Because these policies have never been implemented, the 65 per cent is a “best guess.” We don’t have any verifiable estimates of how many chinook are discarded; survive to spawn after being released by anglers; or what chinook populations are being impacted, and to what degree.
This failure is a choice, Greg says.
“It’s not, ‘Oh, we just haven’t got to it, or we’re getting to it or, gee whiz, this policy just came out and we need some time to read it.’ This is a choice made by senior DFO people not to implement Canadian policy. I think they need to be called to account for that.”
The minister’s response offers little comfort.
Diane Lebouthillier issued a statement saying “DFO has a number of sources of information that enable us to effectively monitor fisheries and incorporate data into the decision-making process” but “many actions are already underway to implement the recommendations.”
Unfortunately, in DFO’s view, their clients are fish harvesters – not the public – and harvesters don’t want the policies in place, Greg says.
The department also refuses to release to the public the third-party monitoring data it does collect.
All species are affected by this failure but it’s a particular concern for many Chinook stocks on the south coast, small sockeye caught in major fisheries, Thompson steelhead, stream-type Fraser Chinook, Chinook on the west coast of Vancouver Island, Skeena steelhead and chum on the north coast.

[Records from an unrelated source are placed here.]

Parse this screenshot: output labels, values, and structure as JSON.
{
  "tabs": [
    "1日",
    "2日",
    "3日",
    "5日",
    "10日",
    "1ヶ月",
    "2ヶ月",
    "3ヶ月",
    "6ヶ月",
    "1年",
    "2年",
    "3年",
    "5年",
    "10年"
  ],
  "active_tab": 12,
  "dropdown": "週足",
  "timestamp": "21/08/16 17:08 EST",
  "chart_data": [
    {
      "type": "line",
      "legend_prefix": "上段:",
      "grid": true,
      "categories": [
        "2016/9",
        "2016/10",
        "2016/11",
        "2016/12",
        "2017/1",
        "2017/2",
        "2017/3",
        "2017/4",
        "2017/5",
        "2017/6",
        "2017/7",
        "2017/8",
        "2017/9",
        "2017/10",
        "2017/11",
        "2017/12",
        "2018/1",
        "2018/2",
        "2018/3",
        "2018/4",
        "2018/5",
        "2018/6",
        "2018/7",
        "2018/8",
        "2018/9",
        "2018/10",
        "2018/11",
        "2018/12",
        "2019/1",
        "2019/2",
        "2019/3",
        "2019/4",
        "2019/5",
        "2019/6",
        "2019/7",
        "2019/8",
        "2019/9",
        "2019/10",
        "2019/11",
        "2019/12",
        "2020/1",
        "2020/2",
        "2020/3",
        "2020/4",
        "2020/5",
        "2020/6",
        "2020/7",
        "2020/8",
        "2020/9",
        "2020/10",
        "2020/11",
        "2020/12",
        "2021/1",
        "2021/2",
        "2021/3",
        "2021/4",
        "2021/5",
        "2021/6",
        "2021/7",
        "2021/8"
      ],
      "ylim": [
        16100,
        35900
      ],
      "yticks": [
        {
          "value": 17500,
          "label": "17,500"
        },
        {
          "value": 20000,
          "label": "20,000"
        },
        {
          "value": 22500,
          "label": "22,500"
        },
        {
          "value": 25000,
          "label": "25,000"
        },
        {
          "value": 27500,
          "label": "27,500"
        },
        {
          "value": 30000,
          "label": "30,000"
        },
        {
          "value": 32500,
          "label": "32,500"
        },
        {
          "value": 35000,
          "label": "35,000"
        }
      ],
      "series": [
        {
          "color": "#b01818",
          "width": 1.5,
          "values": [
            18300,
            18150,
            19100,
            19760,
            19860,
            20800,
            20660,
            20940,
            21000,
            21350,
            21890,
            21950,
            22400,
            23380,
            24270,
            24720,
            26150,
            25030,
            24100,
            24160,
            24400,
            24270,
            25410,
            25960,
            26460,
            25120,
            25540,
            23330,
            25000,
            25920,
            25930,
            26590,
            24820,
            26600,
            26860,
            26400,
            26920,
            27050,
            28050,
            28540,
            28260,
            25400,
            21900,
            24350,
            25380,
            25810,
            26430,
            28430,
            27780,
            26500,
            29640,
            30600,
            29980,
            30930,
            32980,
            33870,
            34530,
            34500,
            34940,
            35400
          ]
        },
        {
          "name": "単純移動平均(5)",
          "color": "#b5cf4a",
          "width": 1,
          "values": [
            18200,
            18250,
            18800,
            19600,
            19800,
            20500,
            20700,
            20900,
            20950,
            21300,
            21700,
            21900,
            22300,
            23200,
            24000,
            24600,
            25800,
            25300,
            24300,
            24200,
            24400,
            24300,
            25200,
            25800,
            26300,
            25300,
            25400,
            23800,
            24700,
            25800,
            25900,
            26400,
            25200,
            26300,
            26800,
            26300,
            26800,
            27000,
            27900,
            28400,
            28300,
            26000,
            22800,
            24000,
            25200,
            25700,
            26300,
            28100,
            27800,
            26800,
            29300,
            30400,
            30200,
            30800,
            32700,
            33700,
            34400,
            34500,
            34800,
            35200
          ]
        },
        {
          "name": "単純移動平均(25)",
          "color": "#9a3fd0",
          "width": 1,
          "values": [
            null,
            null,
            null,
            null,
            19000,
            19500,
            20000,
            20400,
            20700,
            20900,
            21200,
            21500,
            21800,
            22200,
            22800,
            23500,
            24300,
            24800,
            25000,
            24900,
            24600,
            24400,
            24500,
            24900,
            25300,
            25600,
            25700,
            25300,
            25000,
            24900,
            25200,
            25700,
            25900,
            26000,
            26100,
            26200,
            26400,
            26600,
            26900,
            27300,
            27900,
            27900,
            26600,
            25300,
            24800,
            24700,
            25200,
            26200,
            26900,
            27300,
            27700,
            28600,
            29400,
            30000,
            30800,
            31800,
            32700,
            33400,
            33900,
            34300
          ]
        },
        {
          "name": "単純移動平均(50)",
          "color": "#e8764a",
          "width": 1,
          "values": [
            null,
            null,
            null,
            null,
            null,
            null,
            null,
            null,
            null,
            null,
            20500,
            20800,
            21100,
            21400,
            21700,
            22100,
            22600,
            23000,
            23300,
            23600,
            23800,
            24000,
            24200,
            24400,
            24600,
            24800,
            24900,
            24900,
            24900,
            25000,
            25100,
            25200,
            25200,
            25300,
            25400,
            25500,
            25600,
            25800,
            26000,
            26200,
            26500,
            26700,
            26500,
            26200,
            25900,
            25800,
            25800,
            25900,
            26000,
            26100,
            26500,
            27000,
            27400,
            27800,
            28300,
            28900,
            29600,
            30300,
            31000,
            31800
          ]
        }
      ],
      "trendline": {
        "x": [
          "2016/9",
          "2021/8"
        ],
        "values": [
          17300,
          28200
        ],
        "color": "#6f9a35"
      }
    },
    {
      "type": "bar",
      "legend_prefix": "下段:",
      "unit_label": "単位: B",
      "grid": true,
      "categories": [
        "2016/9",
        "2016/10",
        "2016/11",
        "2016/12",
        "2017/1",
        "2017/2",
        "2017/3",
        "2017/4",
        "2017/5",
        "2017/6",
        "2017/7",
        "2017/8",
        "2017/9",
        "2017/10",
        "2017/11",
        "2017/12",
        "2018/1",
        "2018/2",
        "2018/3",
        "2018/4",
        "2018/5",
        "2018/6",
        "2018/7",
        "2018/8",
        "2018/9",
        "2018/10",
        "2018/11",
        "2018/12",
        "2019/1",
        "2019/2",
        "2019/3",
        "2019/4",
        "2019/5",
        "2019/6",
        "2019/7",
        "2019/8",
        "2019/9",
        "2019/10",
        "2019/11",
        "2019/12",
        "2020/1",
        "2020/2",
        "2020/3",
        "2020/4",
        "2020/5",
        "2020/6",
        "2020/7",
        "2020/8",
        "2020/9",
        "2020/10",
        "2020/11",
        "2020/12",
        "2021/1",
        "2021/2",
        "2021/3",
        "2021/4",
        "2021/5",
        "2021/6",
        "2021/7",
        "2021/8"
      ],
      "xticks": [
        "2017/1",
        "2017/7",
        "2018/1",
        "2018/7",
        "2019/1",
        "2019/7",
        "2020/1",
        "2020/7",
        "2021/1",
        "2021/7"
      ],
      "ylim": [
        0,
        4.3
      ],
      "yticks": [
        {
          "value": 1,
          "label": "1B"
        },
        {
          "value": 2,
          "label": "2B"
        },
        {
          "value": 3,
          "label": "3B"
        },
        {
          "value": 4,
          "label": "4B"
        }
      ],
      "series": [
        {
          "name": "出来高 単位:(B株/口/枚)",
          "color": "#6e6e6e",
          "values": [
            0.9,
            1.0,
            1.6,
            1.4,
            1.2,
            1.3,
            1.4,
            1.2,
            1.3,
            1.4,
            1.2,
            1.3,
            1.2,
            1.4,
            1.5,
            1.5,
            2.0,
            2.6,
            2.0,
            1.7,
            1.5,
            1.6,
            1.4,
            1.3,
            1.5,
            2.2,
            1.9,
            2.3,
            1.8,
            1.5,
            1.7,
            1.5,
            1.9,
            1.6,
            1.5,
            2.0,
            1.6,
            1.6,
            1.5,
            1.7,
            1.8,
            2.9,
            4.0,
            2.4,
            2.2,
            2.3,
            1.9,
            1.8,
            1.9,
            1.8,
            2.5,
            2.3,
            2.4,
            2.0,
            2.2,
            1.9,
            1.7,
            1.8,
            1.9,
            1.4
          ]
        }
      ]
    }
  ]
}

For example, in the north coast commercial fishery this year, four of the six salmonid species encountered by commercial fishers must be discarded. The lack of monitoring means there is no verifiable public accounting of how many fish are discarded, and how many of the discarded fish survive to spawn.
In his report, Mr. DeMarco cited the decimation of the East Coast cod fishery in the 90s as an example of the price for failure.
It could happen here, Greg warns.
“I think we’re going down the same road. A lot of populations here in BC are facing the same thing cod did,” he says. “There is climate change and habitat loss. A lot of the stocks are in serious trouble and are struggling… and we’re fishing on top of it, without knowing the full extent of our harvest impacts.